Said Mr Ong, who was in Finland last week: "It is a well-established social compact, which forms the bedrock of social cohesion and psychological resilience of a people.
"It is a cultural ballast, arguably stronger than military defence."
He was addressing defence officials, senior military officers and academics who had gathered here for a three-day meeting that will help shape the agenda of the annual Shangri-La Dialogue, the Asia-Pacific's foremost defence summit, to be held in Singapore in June.
Mr Ong defined psychological defence as trust among people and faith in government, together with a resilience against forces aimed at sowing discord.
One of the five pillars in Singapore's Total Defence strategy, psychological defence is critical as increasingly, conflicts are becoming unconventional, weapons are non-military and enemies are non-state players, he noted.
He also identified some of the key security challenges in today's world for discussion at the meeting, organised by the International Institute for Strategic Studies. These include potential instability in the Korean peninsula, terrorism, online falsehoods and the retreat of globalisation.

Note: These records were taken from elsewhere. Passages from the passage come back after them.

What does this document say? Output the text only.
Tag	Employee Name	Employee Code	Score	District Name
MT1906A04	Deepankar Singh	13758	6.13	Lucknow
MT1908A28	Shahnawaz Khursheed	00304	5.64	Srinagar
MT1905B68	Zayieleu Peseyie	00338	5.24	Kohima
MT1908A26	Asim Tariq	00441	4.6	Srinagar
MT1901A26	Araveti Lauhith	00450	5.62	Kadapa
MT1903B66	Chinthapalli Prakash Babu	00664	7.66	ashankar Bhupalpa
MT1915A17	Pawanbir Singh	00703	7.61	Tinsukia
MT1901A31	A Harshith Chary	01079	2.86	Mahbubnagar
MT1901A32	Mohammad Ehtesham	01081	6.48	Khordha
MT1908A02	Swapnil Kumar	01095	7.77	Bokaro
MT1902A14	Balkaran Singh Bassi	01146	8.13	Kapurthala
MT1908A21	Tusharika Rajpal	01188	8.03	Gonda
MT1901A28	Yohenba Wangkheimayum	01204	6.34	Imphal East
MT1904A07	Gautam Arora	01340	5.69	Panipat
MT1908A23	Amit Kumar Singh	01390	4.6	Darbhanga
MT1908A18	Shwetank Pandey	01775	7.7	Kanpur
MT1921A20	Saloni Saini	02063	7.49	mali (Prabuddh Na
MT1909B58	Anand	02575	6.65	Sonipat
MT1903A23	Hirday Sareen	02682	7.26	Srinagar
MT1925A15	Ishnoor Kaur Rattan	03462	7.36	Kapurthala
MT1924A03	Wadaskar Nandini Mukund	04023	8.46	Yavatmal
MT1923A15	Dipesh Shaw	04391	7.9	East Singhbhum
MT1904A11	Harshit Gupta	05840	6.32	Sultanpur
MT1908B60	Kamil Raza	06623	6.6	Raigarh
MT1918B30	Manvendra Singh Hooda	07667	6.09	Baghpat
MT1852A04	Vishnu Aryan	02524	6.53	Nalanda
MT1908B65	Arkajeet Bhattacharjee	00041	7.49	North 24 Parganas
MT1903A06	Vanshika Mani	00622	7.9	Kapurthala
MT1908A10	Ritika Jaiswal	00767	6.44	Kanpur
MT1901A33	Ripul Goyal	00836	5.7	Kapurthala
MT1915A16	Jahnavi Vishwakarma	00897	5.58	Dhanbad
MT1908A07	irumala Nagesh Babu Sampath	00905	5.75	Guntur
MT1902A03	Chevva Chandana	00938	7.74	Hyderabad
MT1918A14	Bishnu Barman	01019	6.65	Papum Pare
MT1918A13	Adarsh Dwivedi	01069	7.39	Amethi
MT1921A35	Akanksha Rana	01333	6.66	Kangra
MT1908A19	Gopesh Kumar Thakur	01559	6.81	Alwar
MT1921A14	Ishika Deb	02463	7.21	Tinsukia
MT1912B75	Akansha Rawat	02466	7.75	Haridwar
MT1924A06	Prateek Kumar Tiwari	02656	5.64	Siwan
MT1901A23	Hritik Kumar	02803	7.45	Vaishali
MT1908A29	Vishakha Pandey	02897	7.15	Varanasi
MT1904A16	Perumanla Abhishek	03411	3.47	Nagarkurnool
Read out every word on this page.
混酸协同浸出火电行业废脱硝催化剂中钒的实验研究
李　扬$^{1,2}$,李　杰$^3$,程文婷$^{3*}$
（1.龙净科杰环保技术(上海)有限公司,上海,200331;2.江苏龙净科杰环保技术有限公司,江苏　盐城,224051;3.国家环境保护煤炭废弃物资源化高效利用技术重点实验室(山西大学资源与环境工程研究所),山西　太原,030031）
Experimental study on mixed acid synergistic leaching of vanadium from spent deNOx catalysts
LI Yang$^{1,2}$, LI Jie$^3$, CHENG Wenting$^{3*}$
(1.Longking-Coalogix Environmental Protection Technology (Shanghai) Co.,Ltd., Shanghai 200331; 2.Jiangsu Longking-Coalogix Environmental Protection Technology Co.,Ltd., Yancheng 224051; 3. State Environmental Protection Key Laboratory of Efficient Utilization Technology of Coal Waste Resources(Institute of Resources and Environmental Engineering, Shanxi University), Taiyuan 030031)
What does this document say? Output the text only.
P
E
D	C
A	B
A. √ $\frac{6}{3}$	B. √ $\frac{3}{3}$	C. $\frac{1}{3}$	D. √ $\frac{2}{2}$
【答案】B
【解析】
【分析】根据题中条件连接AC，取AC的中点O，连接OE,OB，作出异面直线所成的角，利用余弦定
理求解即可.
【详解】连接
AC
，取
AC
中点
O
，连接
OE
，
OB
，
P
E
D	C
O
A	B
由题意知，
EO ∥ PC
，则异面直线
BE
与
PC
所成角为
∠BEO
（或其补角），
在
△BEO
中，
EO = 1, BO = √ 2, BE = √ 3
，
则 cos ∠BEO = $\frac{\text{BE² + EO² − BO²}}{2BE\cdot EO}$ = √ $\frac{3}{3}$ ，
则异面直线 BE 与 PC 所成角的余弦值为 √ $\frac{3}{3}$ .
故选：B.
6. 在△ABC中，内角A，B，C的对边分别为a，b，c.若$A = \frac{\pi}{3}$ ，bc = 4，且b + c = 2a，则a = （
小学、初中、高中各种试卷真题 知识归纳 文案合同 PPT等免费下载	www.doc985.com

Mr Ong, who is also Minister of Education (Higher Education and Skills), welcomed the "slight thawing'' in ties between North and South Korea as the North Koreans prepare to take part in the upcoming Winter Olympics.
As for the situation in the peninsula, he said things are not so clear-cut.
"This is an uncertainty all countries in the region will have to live with and manage," Mr Ong added.
Terrorism continues to be one of the region's most serious concerns, he said.
Although the Philippine Armed Forces ended its five-month battle against militants linked to the Islamic State in Iraq and Syria in Marawi recently, "it would be foolish to believe this victory has snuffed out terrorism in the region".
Fake news is also increasingly undermining Singapore's social fabric and unity, he said.
"The techniques used are sophisticated, to give the illusion of public interest, legitimacy and support for the falsehoods and influencing public opinion."
Measures, such as legislation and regulatory safeguards, have been taken by some countries. Mr Ong cited Germany's Network Enforcement Act, which requires large social networks to take down illegal content, such as hate speech.
In Singapore, the Government has released a Green Paper to highlight the threat of deliberate online falsehoods. It has also set up a Select Committee to get views from the public.
"We are stepping up our efforts to train servicemen in conducting urban battles, and building up our cyber defence capabilities," Mr Ong added.
As for globalisation, he said it has brought economic progress, opportunities and growth. But the benefits are not obvious to people in many countries, "who may continue to suffer joblessness, stagnant wages, environmental degradation, and widening social disparity".